To reveal why the NTOF_0.3 electrode exhibits enhanced performance compared with the NTO electrode, the electrochemical kinetics of Na⁺ deintercalation and intercalation processes in Na₂Ti₃O₇ were studied. Figure 6a,b shows the Cyclic voltammetry (CV) curves of the NTO and NTOF_0.3 electrodes. A cathodic peak at 0.16 V and an anodic peak at 0.68 V versus Na/Na⁺ were observed, corresponding to typical Na⁺ insertion/extraction in the NTO lattice, which are in consistent with the charge and discharge curves. Significantly, a redox pair developed at 0.68 V and gradually augmented with the scanning rate. This redox may be ascribed to the storage of sodium with low-valence-state titanium atoms. These two redox peaks were assigned to the redox couple of Ti⁴⁺/Ti³⁺ over the discharge and charge processes. The reaction procedures can be depicted by Formula (1) [34]:

Na₂Ti₃O₇ + x Na⁺ + x e⁻ → Na_2+xTi₃O₇ (0 < x < 3.5)

(1)

The redox peaks of NTOF_0.3 demonstrate its outstanding kinetic property. Figure 6c,d reveals the dependence of the logarithm of peak currents (log i) on the logarithm of the scan rates (log v). Furthermore, the reaction kinetics can be revealed by the formula of i = av^b, which can also be expressed as log i = b × log v + log a, where i is the peak current, a and b denote related parameters, and ν represents the sweep rate [35,36]. When the value of b is close to 0.5, a battery behavior dominates the process; when the b value approaches 1.0, it shows the behavior of a capacitor. In Figure 6c, the log i versus the log v shows a linear relationship. Thus, the b values of the two peaks at 0.25 V and 0.16 V can be calculated as 0.58 and 0.45, respectively, while the values of b of the two redox peaks for NTOF_0.3 are 0.47 and 0.46, respectively. Therefore, these results indicate that a mixed process exists in the NTO and NTOF_0.3 anodes, although a diffusion-controlled process via a capacitive Na⁺ storage mechanism should be more dominant.

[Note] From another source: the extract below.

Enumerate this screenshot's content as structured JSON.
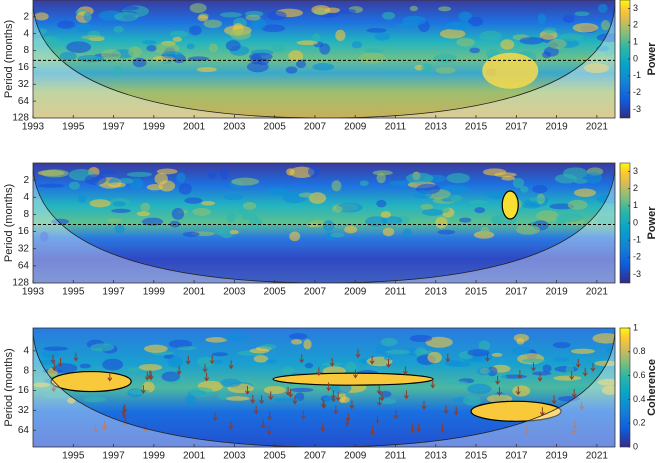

According to Equation (2) [37]:

$$I_P=2.69\times {10}^{5}A{n}^{\frac{3}{2}}{C}_0{D}^{\frac{1}{2}}{v}^{\frac{1}{2}}$$

(2)

where I_p represents peak current (A), A is the electrode area (cm²), n is the number of electrons transferred, C₀ is the concentration of Na⁺ ion (cm² s⁻¹), D is the diffusion coefficient of Na⁺ (mol cm⁻³), and v is the sweeping rate (V s⁻¹) in CV. Thus, the calculated diffusion coefficients of Na ions in NTO and NTOF_0.3 electrodes are 7.73 × 10⁻⁹ cm² s⁻¹ and 1.7 × 10⁻⁸ cm² s⁻¹, respectively. This result is consistent with the EIS results. These results indicate that F-doping is favourable for improving electrochemical performance.

4. Conclusions

In summary, F-doped Na₂Ti₃O₇ nanorods were synthesized successfully by a solid-phase method. The effects of F-doping on the phase, morphology, and electrochemical performance of Na₂Ti₃O₇ were investigated. F-doping does not change the crystal structure of NTO, although it has an effect on the morphology of the resultant product. The specific capacity of Na₂Ti₃O₇ displays a 30% increase by F-doping due to the improved Na⁺ diffusion coefficient. F-doping can the charge–transfer resistance. The obtained material also shows a better rate capability and cycling performance for more than 800 cycles. F-doped Na₂Ti₃O₇ nanorods are a promising anode for sodium-ion batteries (SIBs). This work provides a strategy for improving the electrochemical performance of the electrode materials.